If you are successful taking a viewer and turning them into a clicker the landing page should then message to the visitors expressed interest in the ad creative. This creates a flow. The two moments of recognition (the ad & landing) have incredible influence over conversion. There are no better, more important or more valuable three seconds in marketing. But it all starts with the ad.
1) Getting Noticed: Display’s standardization and placement conventions are exactly what have made CTR drop through the years. Users have literally been programmed to ignore the ad. The fact that even to this day most landing pages suck and redirects provided horrible UX hasn’t helped get more people clicking. If Search has to overcome the Golden Triangle of user eye-tracking, Display has to overcome the Golden Shower.
There are basically four strategies to getting noticed. In order of my preference based on performance:
- Blending: The idea here is to make the ads look like content. This is done not to deceive but due the fact that as mentioned people have built a scanning awareness to block out display conventions. In the early days of Search the fact that the ads looked like the results was a key factor in their performance (while that still exists today to some regard the increased relevance of the ads override that now). We’ve seen this practice work in print for years and it currently works online with flogs. This is just proof of concept. I’m not advocating spoofing but your ads stand a better chance of being noticed and your messages read if they look like content and not ads.
- Motion: My rule (that I stole a few years ago from RIA guru Bill Scott) for all rich media including banners is to only use it if it solves a content delivery problem thus creating a better user experience. Rich media for the sake of rich media is a huge waste of budget. I have no understanding for why Flash is used so often. Animated GIFs can sometimes be useful in getting your ad noticed but use it in a way that doesn’t detract from the messaging or the looping breaks the content into messaging that is difficult to make sense of.

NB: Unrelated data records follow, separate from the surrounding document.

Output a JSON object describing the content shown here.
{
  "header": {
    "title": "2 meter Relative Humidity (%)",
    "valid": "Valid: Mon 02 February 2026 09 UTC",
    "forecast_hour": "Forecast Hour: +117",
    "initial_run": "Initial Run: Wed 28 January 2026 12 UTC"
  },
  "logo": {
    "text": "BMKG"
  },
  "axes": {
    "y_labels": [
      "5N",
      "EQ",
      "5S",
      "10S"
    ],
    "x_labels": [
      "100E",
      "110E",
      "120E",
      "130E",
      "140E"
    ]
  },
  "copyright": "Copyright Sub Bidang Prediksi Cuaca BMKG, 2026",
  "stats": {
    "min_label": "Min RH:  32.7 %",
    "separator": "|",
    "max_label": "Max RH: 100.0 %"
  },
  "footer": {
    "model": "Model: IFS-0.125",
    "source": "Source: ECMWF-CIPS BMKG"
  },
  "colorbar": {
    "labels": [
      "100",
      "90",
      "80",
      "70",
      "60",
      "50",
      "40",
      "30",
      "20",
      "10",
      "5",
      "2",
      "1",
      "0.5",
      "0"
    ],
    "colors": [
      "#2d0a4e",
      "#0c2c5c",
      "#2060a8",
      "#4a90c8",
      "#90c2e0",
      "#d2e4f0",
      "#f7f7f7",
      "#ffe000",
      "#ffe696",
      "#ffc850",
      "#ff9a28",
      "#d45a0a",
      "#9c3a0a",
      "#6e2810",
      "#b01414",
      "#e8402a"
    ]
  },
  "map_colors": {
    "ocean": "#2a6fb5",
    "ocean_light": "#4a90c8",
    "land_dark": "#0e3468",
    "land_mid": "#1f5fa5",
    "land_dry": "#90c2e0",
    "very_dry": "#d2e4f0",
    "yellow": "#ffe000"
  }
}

- Color: Keep in mind the majority of sites your ad will run on have white backgrounds. Again, as mentioned, using bold colors can people to ignore you as much as it can get people to notice you. But big blocks of black and red can attract attention. As in print advertising, reverse coloring (black background with white text) usually does worse in comparison to standard dark on light in most tests.
- Images: Images can really help and really hurt so it’s important to be very careful. Our brains process images much more quickly then text, though often the meaning behind an image is not as clear to us as copy. We all have a natural tendency to look at images of faces especially when they are looking at you. Images of the actual product are often helpful. We also all know that Celebrity Endorsers can be very helpful and it doesn’t necessarily have to be illegal.

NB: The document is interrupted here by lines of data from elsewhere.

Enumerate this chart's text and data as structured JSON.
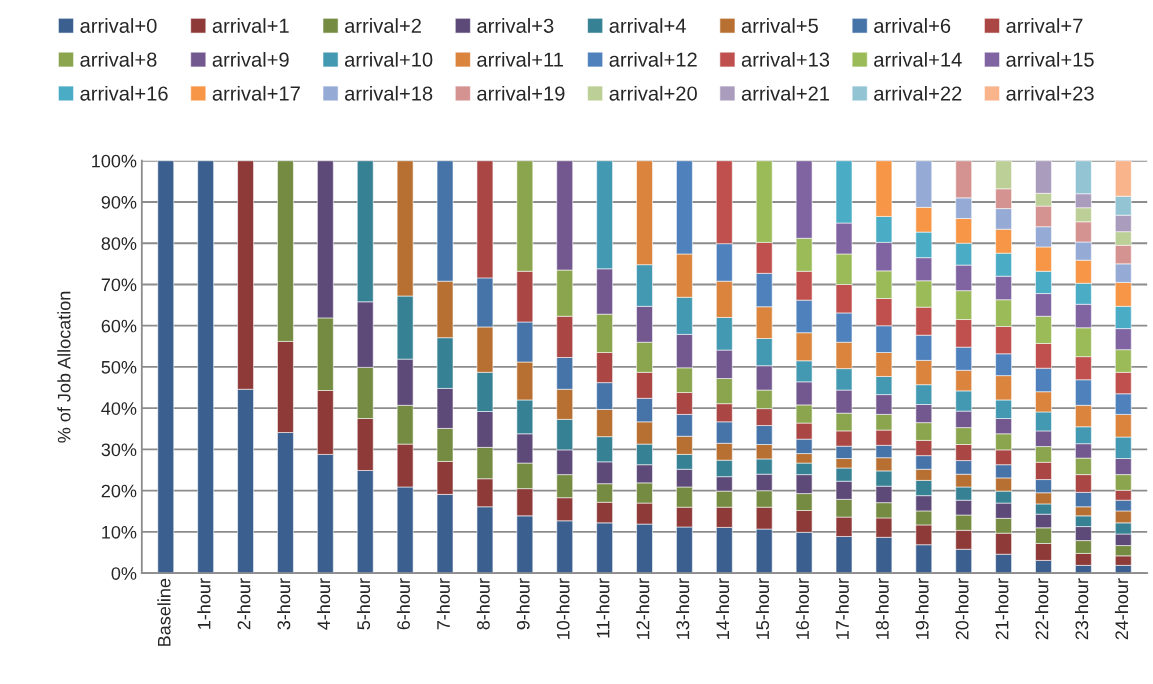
{
  "chart_data": {
    "type": "bar",
    "stacked": true,
    "ylabel": "% of Job Allocation",
    "categories": [
      "Baseline",
      "1-hour",
      "2-hour",
      "3-hour",
      "4-hour",
      "5-hour",
      "6-hour",
      "7-hour",
      "8-hour",
      "9-hour",
      "10-hour",
      "11-hour",
      "12-hour",
      "13-hour",
      "14-hour",
      "15-hour",
      "16-hour",
      "17-hour",
      "18-hour",
      "19-hour",
      "20-hour",
      "21-hour",
      "22-hour",
      "23-hour",
      "24-hour"
    ],
    "ylim": [
      0,
      100
    ],
    "yticks": [
      {
        "value": 0,
        "label": "0%"
      },
      {
        "value": 10,
        "label": "10%"
      },
      {
        "value": 20,
        "label": "20%"
      },
      {
        "value": 30,
        "label": "30%"
      },
      {
        "value": 40,
        "label": "40%"
      },
      {
        "value": 50,
        "label": "50%"
      },
      {
        "value": 60,
        "label": "60%"
      },
      {
        "value": 70,
        "label": "70%"
      },
      {
        "value": 80,
        "label": "80%"
      },
      {
        "value": 90,
        "label": "90%"
      },
      {
        "value": 100,
        "label": "100%"
      }
    ],
    "grid": "y",
    "legend": "top",
    "series": [
      {
        "name": "arrival+0",
        "color": "#3b5f8e",
        "values": [
          100,
          100,
          44.6,
          34.1,
          28.8,
          24.9,
          20.9,
          19.1,
          16.1,
          13.9,
          12.7,
          12.2,
          11.9,
          11.2,
          11.1,
          10.7,
          9.9,
          8.9,
          8.7,
          6.9,
          5.8,
          4.6,
          3.1,
          1.9,
          1.9
        ]
      },
      {
        "name": "arrival+1",
        "color": "#8e3a38",
        "values": [
          null,
          null,
          55.4,
          22.1,
          15.5,
          12.6,
          10.4,
          8.0,
          6.8,
          6.6,
          5.6,
          5.0,
          5.1,
          4.8,
          4.9,
          5.3,
          5.3,
          4.7,
          4.7,
          4.8,
          4.6,
          5.1,
          4.1,
          2.9,
          2.3
        ]
      },
      {
        "name": "arrival+2",
        "color": "#758b42",
        "values": [
          null,
          null,
          null,
          43.8,
          17.6,
          12.4,
          9.4,
          8.0,
          7.6,
          6.2,
          5.6,
          4.5,
          4.9,
          4.9,
          3.9,
          4.0,
          4.1,
          4.3,
          3.7,
          3.4,
          3.7,
          3.6,
          3.8,
          3.1,
          2.5
        ]
      },
      {
        "name": "arrival+3",
        "color": "#5e4a78",
        "values": [
          null,
          null,
          null,
          null,
          38.1,
          15.9,
          11.2,
          9.7,
          8.7,
          7.1,
          6.0,
          5.3,
          4.4,
          4.3,
          3.5,
          4.0,
          4.6,
          4.4,
          4.0,
          3.7,
          3.6,
          3.7,
          3.3,
          3.4,
          2.8
        ]
      },
      {
        "name": "arrival+4",
        "color": "#368194",
        "values": [
          null,
          null,
          null,
          null,
          null,
          34.2,
          15.3,
          12.3,
          9.5,
          8.2,
          7.4,
          6.1,
          5.0,
          3.6,
          4.0,
          3.7,
          2.8,
          3.2,
          3.7,
          3.7,
          3.2,
          2.9,
          2.5,
          2.6,
          2.7
        ]
      },
      {
        "name": "arrival+5",
        "color": "#b87032",
        "values": [
          null,
          null,
          null,
          null,
          null,
          null,
          32.8,
          13.7,
          11.0,
          9.2,
          7.3,
          6.6,
          5.4,
          4.4,
          4.1,
          3.5,
          2.3,
          2.3,
          3.2,
          2.7,
          3.1,
          3.2,
          2.7,
          2.2,
          2.9
        ]
      },
      {
        "name": "arrival+6",
        "color": "#4673a8",
        "values": [
          null,
          null,
          null,
          null,
          null,
          null,
          null,
          29.2,
          11.9,
          9.7,
          7.7,
          6.5,
          5.7,
          5.3,
          5.2,
          4.6,
          3.5,
          3.0,
          3.0,
          3.3,
          3.3,
          3.2,
          3.2,
          3.5,
          2.6
        ]
      },
      {
        "name": "arrival+7",
        "color": "#aa4644",
        "values": [
          null,
          null,
          null,
          null,
          null,
          null,
          null,
          null,
          28.4,
          12.3,
          10.0,
          7.3,
          6.3,
          5.3,
          4.4,
          4.1,
          3.9,
          3.7,
          3.7,
          3.7,
          3.9,
          3.6,
          4.2,
          4.3,
          2.4
        ]
      },
      {
        "name": "arrival+8",
        "color": "#8aa54d",
        "values": [
          null,
          null,
          null,
          null,
          null,
          null,
          null,
          null,
          null,
          26.8,
          11.2,
          9.3,
          7.3,
          6.0,
          6.1,
          4.5,
          4.4,
          4.3,
          3.8,
          4.3,
          4.1,
          3.9,
          3.8,
          4.0,
          3.8
        ]
      },
      {
        "name": "arrival+9",
        "color": "#72588f",
        "values": [
          null,
          null,
          null,
          null,
          null,
          null,
          null,
          null,
          null,
          null,
          26.5,
          11.0,
          8.7,
          8.1,
          6.9,
          5.9,
          5.6,
          5.6,
          4.8,
          4.4,
          4.0,
          3.7,
          3.8,
          3.5,
          3.9
        ]
      },
      {
        "name": "arrival+10",
        "color": "#4299b1",
        "values": [
          null,
          null,
          null,
          null,
          null,
          null,
          null,
          null,
          null,
          null,
          null,
          26.2,
          10.1,
          9.0,
          7.9,
          6.6,
          5.1,
          5.2,
          4.4,
          4.8,
          4.9,
          4.5,
          4.6,
          4.1,
          5.2
        ]
      },
      {
        "name": "arrival+11",
        "color": "#db843d",
        "values": [
          null,
          null,
          null,
          null,
          null,
          null,
          null,
          null,
          null,
          null,
          null,
          null,
          25.2,
          10.5,
          8.8,
          7.7,
          6.8,
          6.4,
          5.8,
          5.9,
          5.0,
          5.9,
          4.9,
          5.2,
          5.5
        ]
      },
      {
        "name": "arrival+12",
        "color": "#4f81bd",
        "values": [
          null,
          null,
          null,
          null,
          null,
          null,
          null,
          null,
          null,
          null,
          null,
          null,
          null,
          22.6,
          9.1,
          8.1,
          7.9,
          7.1,
          6.5,
          6.1,
          5.6,
          5.3,
          5.7,
          6.2,
          5.0
        ]
      },
      {
        "name": "arrival+13",
        "color": "#c0504d",
        "values": [
          null,
          null,
          null,
          null,
          null,
          null,
          null,
          null,
          null,
          null,
          null,
          null,
          null,
          null,
          20.1,
          7.5,
          7.0,
          6.9,
          6.6,
          6.8,
          6.7,
          6.6,
          6.0,
          5.6,
          5.2
        ]
      },
      {
        "name": "arrival+14",
        "color": "#9bbb59",
        "values": [
          null,
          null,
          null,
          null,
          null,
          null,
          null,
          null,
          null,
          null,
          null,
          null,
          null,
          null,
          null,
          19.8,
          8.0,
          7.4,
          6.7,
          6.4,
          7.0,
          6.5,
          6.6,
          7.0,
          5.5
        ]
      },
      {
        "name": "arrival+15",
        "color": "#8064a2",
        "values": [
          null,
          null,
          null,
          null,
          null,
          null,
          null,
          null,
          null,
          null,
          null,
          null,
          null,
          null,
          null,
          null,
          18.8,
          7.5,
          6.9,
          5.6,
          6.2,
          5.7,
          5.5,
          5.7,
          5.1
        ]
      },
      {
        "name": "arrival+16",
        "color": "#4bacc6",
        "values": [
          null,
          null,
          null,
          null,
          null,
          null,
          null,
          null,
          null,
          null,
          null,
          null,
          null,
          null,
          null,
          null,
          null,
          15.1,
          6.3,
          6.2,
          5.3,
          5.6,
          5.4,
          5.1,
          5.4
        ]
      },
      {
        "name": "arrival+17",
        "color": "#f79646",
        "values": [
          null,
          null,
          null,
          null,
          null,
          null,
          null,
          null,
          null,
          null,
          null,
          null,
          null,
          null,
          null,
          null,
          null,
          null,
          13.5,
          6.0,
          6.0,
          5.8,
          5.9,
          5.6,
          5.8
        ]
      },
      {
        "name": "arrival+18",
        "color": "#95abd5",
        "values": [
          null,
          null,
          null,
          null,
          null,
          null,
          null,
          null,
          null,
          null,
          null,
          null,
          null,
          null,
          null,
          null,
          null,
          null,
          null,
          11.3,
          5.0,
          5.0,
          4.9,
          4.4,
          4.5
        ]
      },
      {
        "name": "arrival+19",
        "color": "#d49391",
        "values": [
          null,
          null,
          null,
          null,
          null,
          null,
          null,
          null,
          null,
          null,
          null,
          null,
          null,
          null,
          null,
          null,
          null,
          null,
          null,
          null,
          9.0,
          4.8,
          5.0,
          4.9,
          4.5
        ]
      },
      {
        "name": "arrival+20",
        "color": "#bccf96",
        "values": [
          null,
          null,
          null,
          null,
          null,
          null,
          null,
          null,
          null,
          null,
          null,
          null,
          null,
          null,
          null,
          null,
          null,
          null,
          null,
          null,
          null,
          6.8,
          3.1,
          3.4,
          3.3
        ]
      },
      {
        "name": "arrival+21",
        "color": "#aa9cbd",
        "values": [
          null,
          null,
          null,
          null,
          null,
          null,
          null,
          null,
          null,
          null,
          null,
          null,
          null,
          null,
          null,
          null,
          null,
          null,
          null,
          null,
          null,
          null,
          7.9,
          3.4,
          4.0
        ]
      },
      {
        "name": "arrival+22",
        "color": "#93c4d4",
        "values": [
          null,
          null,
          null,
          null,
          null,
          null,
          null,
          null,
          null,
          null,
          null,
          null,
          null,
          null,
          null,
          null,
          null,
          null,
          null,
          null,
          null,
          null,
          null,
          8.0,
          4.6
        ]
      },
      {
        "name": "arrival+23",
        "color": "#f9b48c",
        "values": [
          null,
          null,
          null,
          null,
          null,
          null,
          null,
          null,
          null,
          null,
          null,
          null,
          null,
          null,
          null,
          null,
          null,
          null,
          null,
          null,
          null,
          null,
          null,
          null,
          8.6
        ]
      }
    ]
  }
}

2) Content Hierarchy: Scanning habits make it important to keep your content in a format and font that is easily scanned. This means have clear headlines, supporting bullet points and calls to action. I often find that “brand” creative types think these practices will not work but again but it’s clear from print that this can be massaged in a way that doesn’t have to make headline >> copy >> call to action uniquely direct response.
3) Messaging: Foolish consistency may be the hobgoblin of little minds but it is a key component in creating flow and converting clicks. For this reason it’s important that the ads mirror the landing page in messaging and look and feel. Recognition and reinforcement are very important strategies for all facets of conversion optimization for the simple reason they breed confidence. One of the interesting things I’ve witnessed over the years is the role confidence plays in conversion. This might be best exemplified again by flogs or farticles that prey upon localization, brand borrowing and newspaper style layouts to create confidence. Again, I’m not advocating that your creative been made to fool users however it’s clear that the strategies employed here can be leveraged in more elegant and proper ways to improve results.
Many people don’t understand the impact ads have on conversion. In many tests, including multivariate tests across elements of both the ads and landing pages, the ad elements have the highest factor of influence on conversion. It is after all the first impression. Make a good one.